CHEMICAL WATERMARKING OF PAPER
THE TECHNOLOGY of chemically watermarking paper was first patented in 1959 by Frans V. E. Vaurio for the Customark Corporation, a subsidiary of the Fox River Paper Corporation (now Company) in Appleton, Wisconsin. The Customark Corporation remains the sole patent holder for chemical watermarking of paper, though it licenses the use of the technology to other mills. Since the development of the procedure, it has been used exclusively for the watermarking of stationery letter stock and envelopes. In 1988, approximately 6.5 million sheets (13,000 reams) of paper were chemically watermarked by the Fox River Paper Company alone (Carlson 1989). Paper conservators in the near future should expect to routinely treat papers with chemical watermarks in archival collections and perhaps in modern art pieces.
“Watermarking” generally refers to a localized design, name, word, or date found in a sheet of paper. Strictly speaking, a watermark is a design. Smaller secondary names, words, and dates in the corners or opposite the main design are more accurately referred to as countermarks. However, the term “watermark” is used in this paper in the broader application, referring to the process of marking rather than to the content of the mark. The first watermarked Western paper dates from the 13th century. A cross and circle motif/design (Italy, 1282) is considered to be the first known Western example. Watermarks have not traditionally occurred in Eastern papers, although more contemporary examples exist. Watermarking originally might have been intended as an esthetic enhancement, a mark of quality, or a proprietary mark for the papermaker or the wealthy donor or client. Similar types of information, such as a particular brand of paper, manufacture from a specific mill, or depiction of a logo for a business or organization, are conveyed in watermarks today. Watermarks also relay historic information that can help date or geographically place a paper, thus validating a manuscript, document, or piece of art. The history and development of watermarks has been extensively researched. (See the bibliography for a brief listing of publications on the history, manufacture, and design of traditional watermarks.)

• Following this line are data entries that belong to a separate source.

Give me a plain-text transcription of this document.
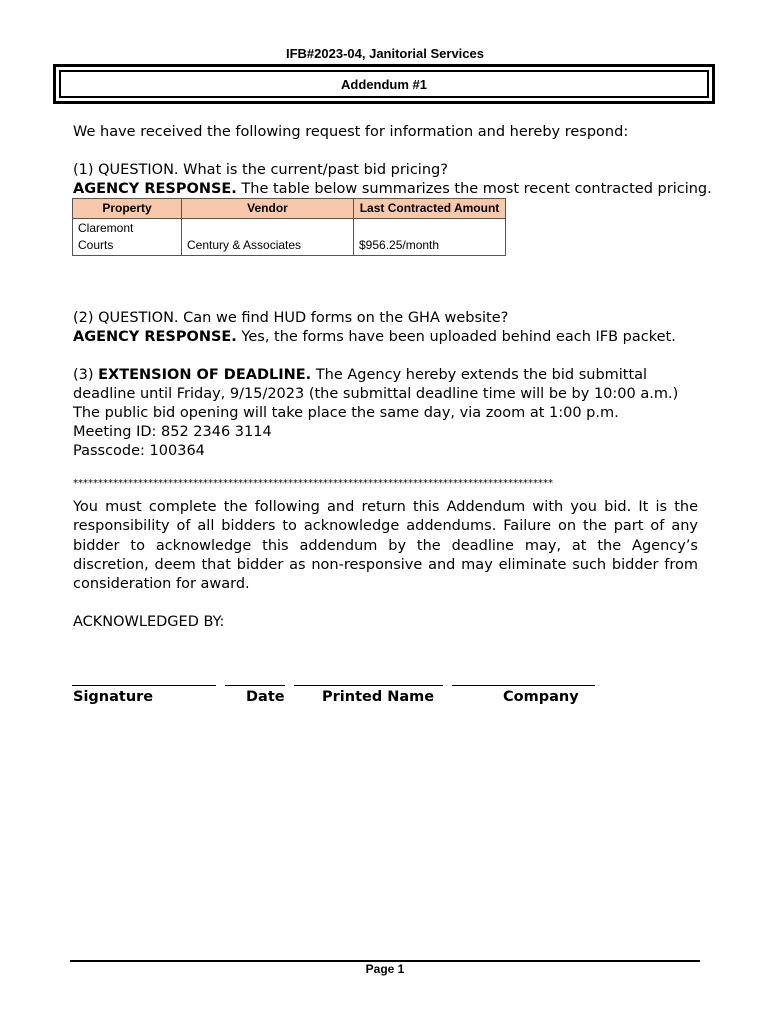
IFB#2023-04, Janitorial Services
Addendum #1

We have received the following request for information and hereby respond:

(1) QUESTION. What is the current/past bid pricing?

AGENCY RESPONSE. The table below summarizes the most recent contracted pricing.

Property	Vendor	Last Contracted Amount
Claremont Courts	Century & Associates	$956.25/month

(2) QUESTION. Can we find HUD forms on the GHA website?

AGENCY RESPONSE. Yes, the forms have been uploaded behind each IFB packet.

(3) EXTENSION OF DEADLINE. The Agency hereby extends the bid submittal deadline until Friday, 9/15/2023 (the submittal deadline time will be by 10:00 a.m.) The public bid opening will take place the same day, via zoom at 1:00 p.m.

Meeting ID: 852 2346 3114

Passcode: 100364

************************************************************************************************

You must complete the following and return this Addendum with you bid. It is the responsibility of all bidders to acknowledge addendums. Failure on the part of any bidder to acknowledge this addendum by the deadline may, at the Agency’s discretion, deem that bidder as non-responsive and may eliminate such bidder from consideration for award.

ACKNOWLEDGED BY:

Signature	Date	Printed Name	Company
Page 1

Watermark designs are created by sewing metal wires or soldering metal stencils onto a wire screen. In making paper by hand, the wire, known as a mold, is dipped into the wet pulp slurry is in a tub known as a vat. When the mold is removed from the vat, the excess water drains by gravity from the slurry. The fibers are distributed over the mold surface and deposited between the raised wires. In making paper by machine, the stock is run over or under the dandy roll, a wire cylinder to which the design is attached and which displaces the wet fibers in the area of design. Designs may also be impressed by localized pressure between metal or rubber rollers or dies. However the mark is produced, the result is an area in the paper that is less dense and thus more translucent when held in front of a light source. (See Further Reading for additional explanations of the variations and nuances of traditional watermarking.)
The high cost, inconvenience, and difficulty of producing intricate designs in conventionally manufactured wire or chiaroscuro1 watermarks were the impetus behind the invention of a simulated watermark in the commercial papermaking industry. The process of chemically watermarking paper allows for a greater diversity of applications at significantly lower cost. Yankoski (ca. early 1970s) cites the costs and limits a0111s being approximately $300 for a dandy roll with a minimum order of 200,000 papers (400 reams) versus $20 for a chemical watermark pattern and a minimum order of 12,000 papers (24 reams).
With the Customark chemical watermark process, unmarked paper can be made in advance and stored. When an order is received, the watermark design is produced by stamping the pre-made papers and impregnating them with the patented compound under heat and pressure. While the manufacturer considers the resulting mark to be relatively inert (Yankoski ca. early 1970s). The marks in naturally aged samples are beginning to disappear into the surrounding paper structure. This phenomenon prompted interest in chemical watermarking and resulted in this investigation into some of the characteristics of modern chemical watermarks for the benefit of conservators.